UNITED STATES
SECURITIES AND EXCHANGE COMMISSION
WASHINGTON, D.C. 20549
____________________________
FORM S-8
REGISTRATION STATEMENT UNDER THE SECURITIES ACT OF 1933
____________________________
UROLOGIX, INC.
(Exact name of registrant as specified in its charter)
Minnesota | 41-1697237 |
(State or other jurisdiction of incorporation or organization) |
(I.R.S. Employer Identification No.) |
14405 21st Avenue North
Minneapolis, Minnesota 55447
(Address of principal executive offices and zip code)
____________________________
Urologix, Inc. 2012 Stock Incentive Plan
(Full Title of the Plan)
____________________________
Copy to: | |
Gregory J. Fluet | April Hamlin |
Interim Chief Executive Officer | Charles P. Moorse |
Urologix, Inc. | Lindquist & Vennum, PLLP |
14405 21st Avenue North | 4200 IDS Center |
Minneapolis, Minnesota 55447 | 80 South 8th Street |
(763) 475-1400 | Minneapolis, Minnesota 55402 |
(612) 371-3211 |
(Name, address and telephone number, including area code, of agent for service)

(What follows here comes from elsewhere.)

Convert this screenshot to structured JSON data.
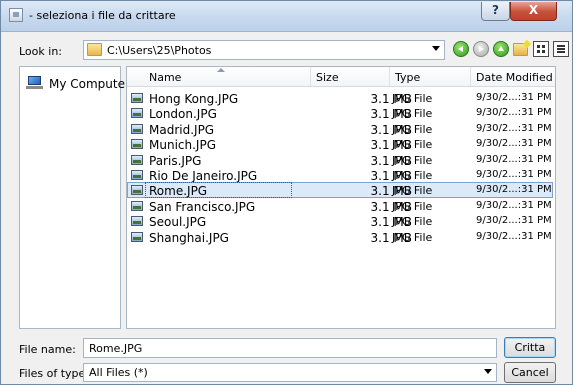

Indicate by check mark whether the registrant is a large accelerated filer, an accelerated filer, a non-accelerated filer, or a smaller reporting company. See the definitions of “large accelerated filer,” “accelerated filer” and “smaller reporting company” in Rule 12b-2 of the Exchange Act. (Check one):
Large accelerated filer ☐ | Accelerated filer ☐ |
Non-accelerated filer ☐ (Do not check if a smaller reporting company) |
Smaller reporting company ☒ |
CALCULATION OF REGISTRATION FEE
Title of Securities to be Registered | Amount to be Registered |
Proposed Maximum Offering Price Per Share (1) |
Proposed Maximum Aggregate Offering Price (1) |
Amount of Registration Fee |
Common Stock, par value $0.01 per share | 1,600,000 | $0.70 | $1,120,000 | $152.77 |
(1) | Estimated solely for the purpose of calculating the registration fee pursuant to Rule 457(h)(1) under the Securities Act of 1933, as amended (the “Securities Act”), and based upon the average of the high and low prices per share of the Company’s Common Stock on The Nasdaq Stock Market on December 12, 2012. |
PART I
Pursuant to the note to Part I of Form S-8, the information required by Items 1 and 2 of Form S-8 is not filed as a part of this Registration Statement and documents containing the information specified in such Part I have been delivered to participants as specified by Rule 428(b)(1) under the Securities Act. These documents and the documents incorporated by reference pursuant to Item 3 of Part II of this registration statement, taken together, constitute a prospectus that meets the requirements of Section 10(a) of the Securities Act.
PART II
Item 3. | Incorporation of Documents by Reference. |
The following documents filed with the Securities and Exchange Commission are hereby incorporated by reference:
(a) | The Company’s Annual Report on Form 10-K for the year ended June 30, 2012; |
(b) | The Company’s Quarterly Report on Form 10-Q for the quarter ended September 30, 2012; |
(c) | Definitive Proxy Statement dated October 5, 2012 for the Urologix, Inc. 2012 Annual Meeting of Shareholders held on November 16, 2012; |
(d) | The Company’s Current Reports on Form 8-K dated November 16, 2012, November 20, 2012 and November 30, 2012; |
(e) | The description of the Company’s common stock contained in its Registration Statements filed pursuant to Section 12 of the Securities Exchange Act of 1934, as amended (the “Exchange Act”), including any amendment or report filed to update such description filed subsequent to the date hereof and prior to the termination of the offering of the common stock offered hereby. |
All documents subsequently filed by the Company pursuant to Sections 13(a), 13(c), 14 and 15(d) of the Exchange Act prior to the completion or termination of this offering of shares of Common Stock will be deemed to be incorporated by reference in this Registration Statement and to be a part hereof from the date of filing of these documents.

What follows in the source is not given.